Why did I become a scientist?
I guess that is a question that is asked a great deal to me. I am always puzzled by this question as for me being a scientist (and especially a professor) is probably the coolest, most fun occupation one can have. Think back when you were a kid. We always loved exploring, playing, creating, and making things out of our imagination and creativity. Well, that is what a scientist does for a living.
As a professor, my time is split between research and teaching. I teach no more than two classes per semester. However, each class for me is an opportunity to share my enthusiasm and passion for what I do and have learned to young people who are remarkably like who I was when I was a student.
In fact, I was an undergraduate student at Queens College, first majoring in 20th century music composition, later to get my BA in education and then later went back for my science credits at Queens College.

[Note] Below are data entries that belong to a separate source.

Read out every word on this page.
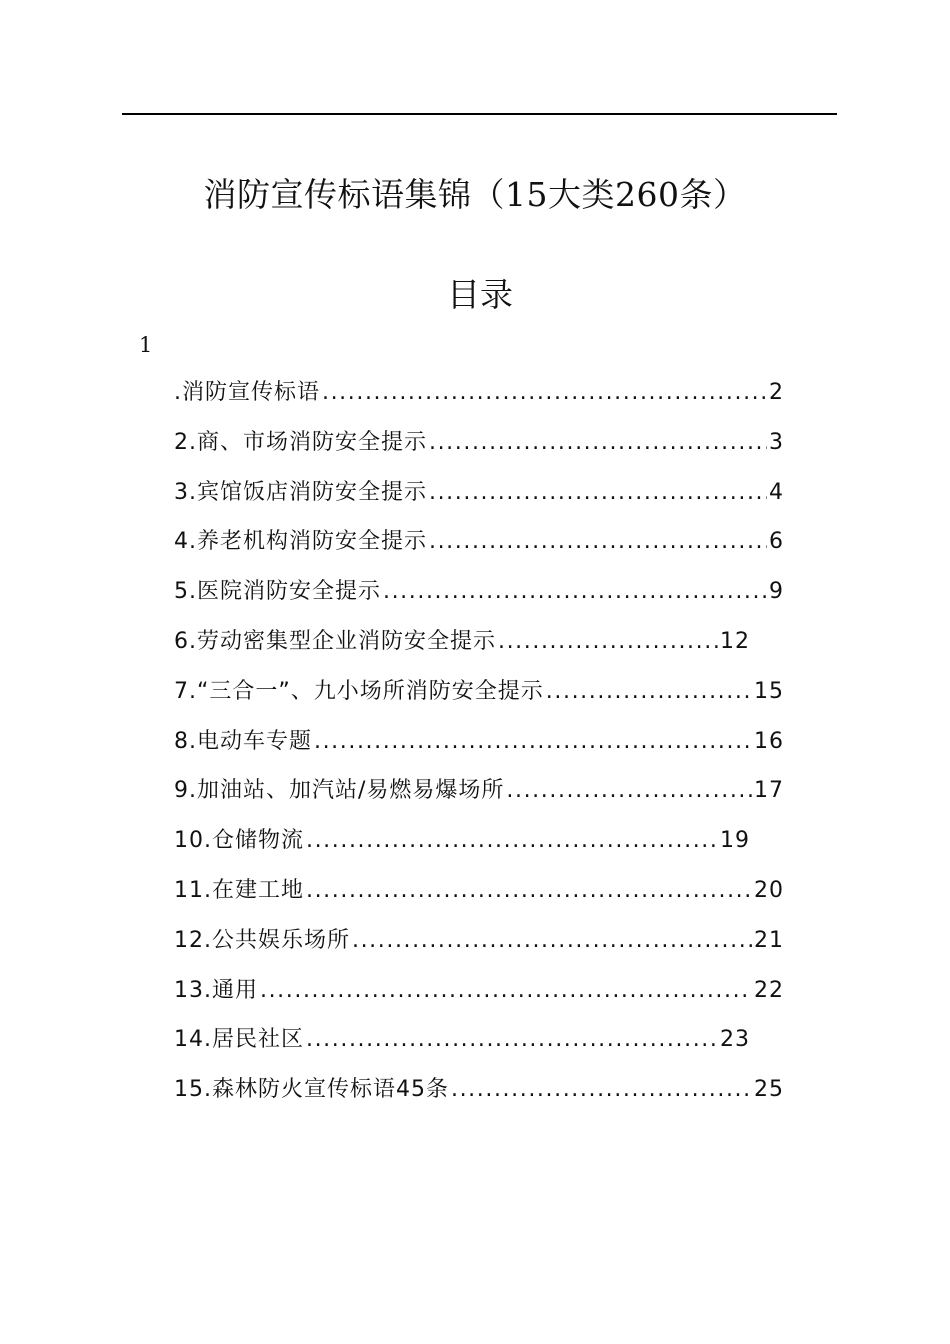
消防宣传标语集锦（15大类260条）
目录
1
.消防宣传标语 .....	2
2.商、市场消防安全提示 .....	3
3.宾馆饭店消防安全提示 .....	4
4.养老机构消防安全提示 .....	6
5.医院消防安全提示 .....	9
6.劳动密集型企业消防安全提示 .....	12
7.“三合一”、九小场所消防安全提示 .....	15
8.电动车专题 .....	16
9.加油站、加汽站/易燃易爆场所 .....	17
10.仓储物流 .....	19
11.在建工地 .....	20
12.公共娱乐场所 .....	21
13.通用 .....	22
14.居民社区 .....	23
15.森林防火宣传标语45条 .....	25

Additionally, the lab classroom that I teach in was the room where I took my first upper level geology class. So, when I teach my students there, I can tell them that I do understand what they are going through as I was here, in fact, I use to be a student in this classroom and this (pointing to the third seat on the right) was my seat!

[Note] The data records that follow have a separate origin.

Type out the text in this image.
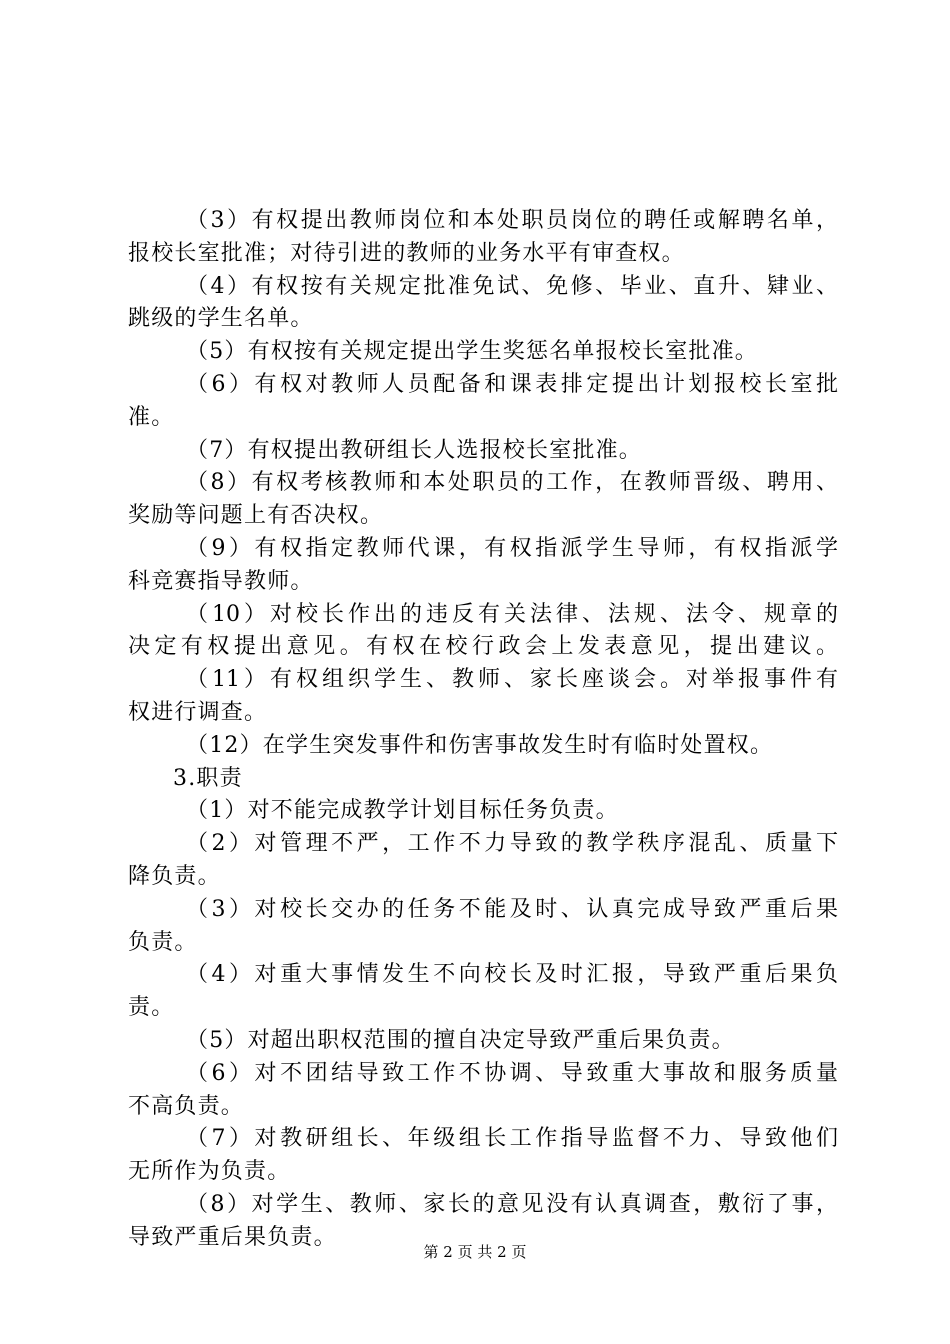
（3）有权提出教师岗位和本处职员岗位的聘任或解聘名单，
报校长室批准；对待引进的教师的业务水平有审查权。
（4）有权按有关规定批准免试、免修、毕业、直升、肄业、
跳级的学生名单。
（5）有权按有关规定提出学生奖惩名单报校长室批准。
（6）有权对教师人员配备和课表排定提出计划报校长室批
准。
（7）有权提出教研组长人选报校长室批准。
（8）有权考核教师和本处职员的工作，在教师晋级、聘用、
奖励等问题上有否决权。
（9）有权指定教师代课，有权指派学生导师，有权指派学
科竞赛指导教师。
（10）对校长作出的违反有关法律、法规、法令、规章的
决定有权提出意见。有权在校行政会上发表意见，提出建议。
（11）有权组织学生、教师、家长座谈会。对举报事件有
权进行调查。
（12）在学生突发事件和伤害事故发生时有临时处置权。
3.职责
（1）对不能完成教学计划目标任务负责。
（2）对管理不严，工作不力导致的教学秩序混乱、质量下
降负责。
（3）对校长交办的任务不能及时、认真完成导致严重后果
负责。
（4）对重大事情发生不向校长及时汇报，导致严重后果负
责。
（5）对超出职权范围的擅自决定导致严重后果负责。
（6）对不团结导致工作不协调、导致重大事故和服务质量
不高负责。
（7）对教研组长、年级组长工作指导监督不力、导致他们
无所作为负责。
（8）对学生、教师、家长的意见没有认真调查，敷衍了事，
导致严重后果负责。
第 2 页 共 2 页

While teaching can take a chunk of my time during the semester, the rest of my time is mainly for conducting research. As a professor, I can pick and choose exactly what I would like to do research on. There is no boss, telling me to push some papers from one side of the desk to the other, or someone dictating what I must do. In fact, I have evolved and moved from one topic to another through my career. In fact, whatever I find a liking or a passion for. So when I find something interesting, I can either try to develop a project on it or just talk to scientists who are already working on this topic and see if we can collaborate in some way.
Also, my time is also my own. Outside of the times of teaching and occasional meetings, I can come in anytime I want and work as long as I want. However, I probably work far longer than the average person and in fact, often work late into the evening and often work at least part of the weekends. But that is because I am enthralled with learning and discovery of the unknown.

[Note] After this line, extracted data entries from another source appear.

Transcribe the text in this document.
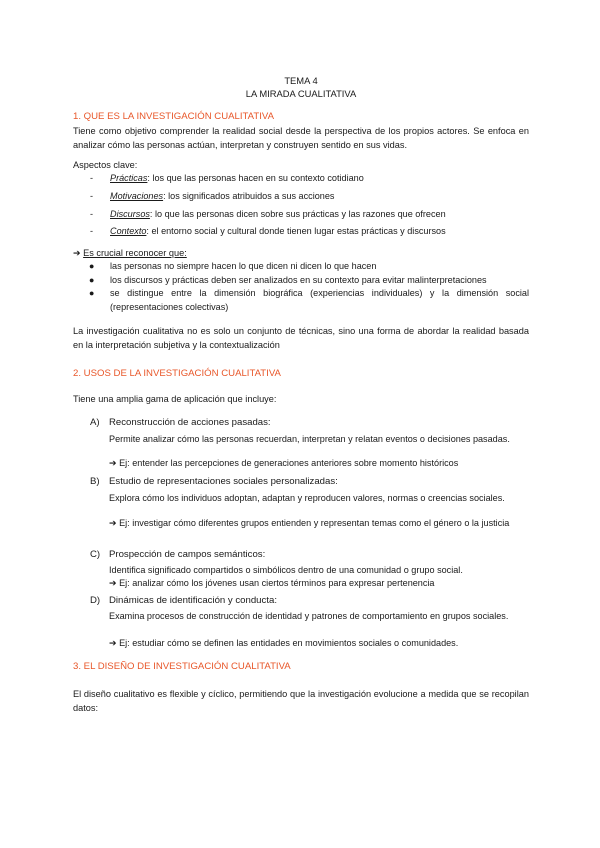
TEMA 4
LA MIRADA CUALITATIVA
1. QUE ES LA INVESTIGACIÓN CUALITATIVA

Tiene como objetivo comprender la realidad social desde la perspectiva de los propios actores. Se enfoca en analizar cómo las personas actúan, interpretan y construyen sentido en sus vidas.

Aspectos clave:

- Prácticas: los que las personas hacen en su contexto cotidiano
- Motivaciones: los significados atribuidos a sus acciones
- Discursos: lo que las personas dicen sobre sus prácticas y las razones que ofrecen
- Contexto: el entorno social y cultural donde tienen lugar estas prácticas y discursos

➔ Es crucial reconocer que:

● las personas no siempre hacen lo que dicen ni dicen lo que hacen
● los discursos y prácticas deben ser analizados en su contexto para evitar malinterpretaciones
● se distingue entre la dimensión biográfica (experiencias individuales) y la dimensión social (representaciones colectivas)

La investigación cualitativa no es solo un conjunto de técnicas, sino una forma de abordar la realidad basada en la interpretación subjetiva y la contextualización

2. USOS DE LA INVESTIGACIÓN CUALITATIVA

Tiene una amplia gama de aplicación que incluye:

A) Reconstrucción de acciones pasadas:
Permite analizar cómo las personas recuerdan, interpretan y relatan eventos o decisiones pasadas.
➔ Ej: entender las percepciones de generaciones anteriores sobre momento históricos
B) Estudio de representaciones sociales personalizadas:
Explora cómo los individuos adoptan, adaptan y reproducen valores, normas o creencias sociales.
➔ Ej: investigar cómo diferentes grupos entienden y representan temas como el género o la justicia
C) Prospección de campos semánticos:
Identifica significado compartidos o simbólicos dentro de una comunidad o grupo social.
➔ Ej: analizar cómo los jóvenes usan ciertos términos para expresar pertenencia
D) Dinámicas de identificación y conducta:
Examina procesos de construcción de identidad y patrones de comportamiento en grupos sociales.
➔ Ej: estudiar cómo se definen las entidades en movimientos sociales o comunidades.
3. EL DISEÑO DE INVESTIGACIÓN CUALITATIVA

El diseño cualitativo es flexible y cíclico, permitiendo que la investigación evolucione a medida que se recopilan datos:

Why am I so passionate about learning? It comes down to trying to understand the beauty and magic of nature and the world around us. The world is so incredibly beautiful and rich with diversity. The magic of this planet is one of the greatest gifts given to humanity. Being a scientist is a full time job in being immersed in observing, learning and exploring this world. There is also a practical aspect as well. While each type of science provides rich and rewarding knowledge that can aid and improve the human condition, Geology can provide a prospective about our world that is perhaps unique in the science. To paraphrase one of the great paloenotogists of our time, Bill Berggren,
“it is the [geologist] who has the responsibility of unlocking the key to time that is buried in the deep sea and in the mountain chains of the world and once having done so, reveal the mysteries of the evolution of life itself…. A noble calling indeed.”
Also, as I mentioned before, the Earth has gone through numerous cycles climatically, tectonically, oceanographically, etc., with these past time intervals providing a view like a time machine that can provide insights to our present world and clues about what our future world could be like. The most pressing issue today is about climate change. Time intervals have occurred before that were indeed much warmer than today. While many aspects control climate, recent studies have begun to provide quantitative data that link greenhouse gases to climate in the past.
However, while I am speak of mainly the present-day world, it is when we add the fourth-dimension, time, that Geology becomes just out of this world. In fact, I often ask my students at the beginning of the semester, “who likes science fiction, or who would like to travel to another planet?” “Well, you do not need Star Wars or Mr. Spock, you just have to take my Historical Geology class.” For example, if we could go back in time just 5% back into Earth’s past, and we were to look down at Earth from a space ship, we would recognize none of the continents. This is because they had all collided into a super continent called Pangea. If you landed and walked around, you would recognize almost none of the species, sure some would look similar, but we would see strange and exotic forms that would more likely resemble someone’s creative imagination in a sci fi movie. And this is only 5% of Earth’s history. Just imagine the other 95%! I have always like Star Trek and the idea of traveling to another world. But, once I got into geology, I realized that I can visit strange lands with fauna and flora that does not exist today and I can be the one to explore and discover new insights to these “other worlds”.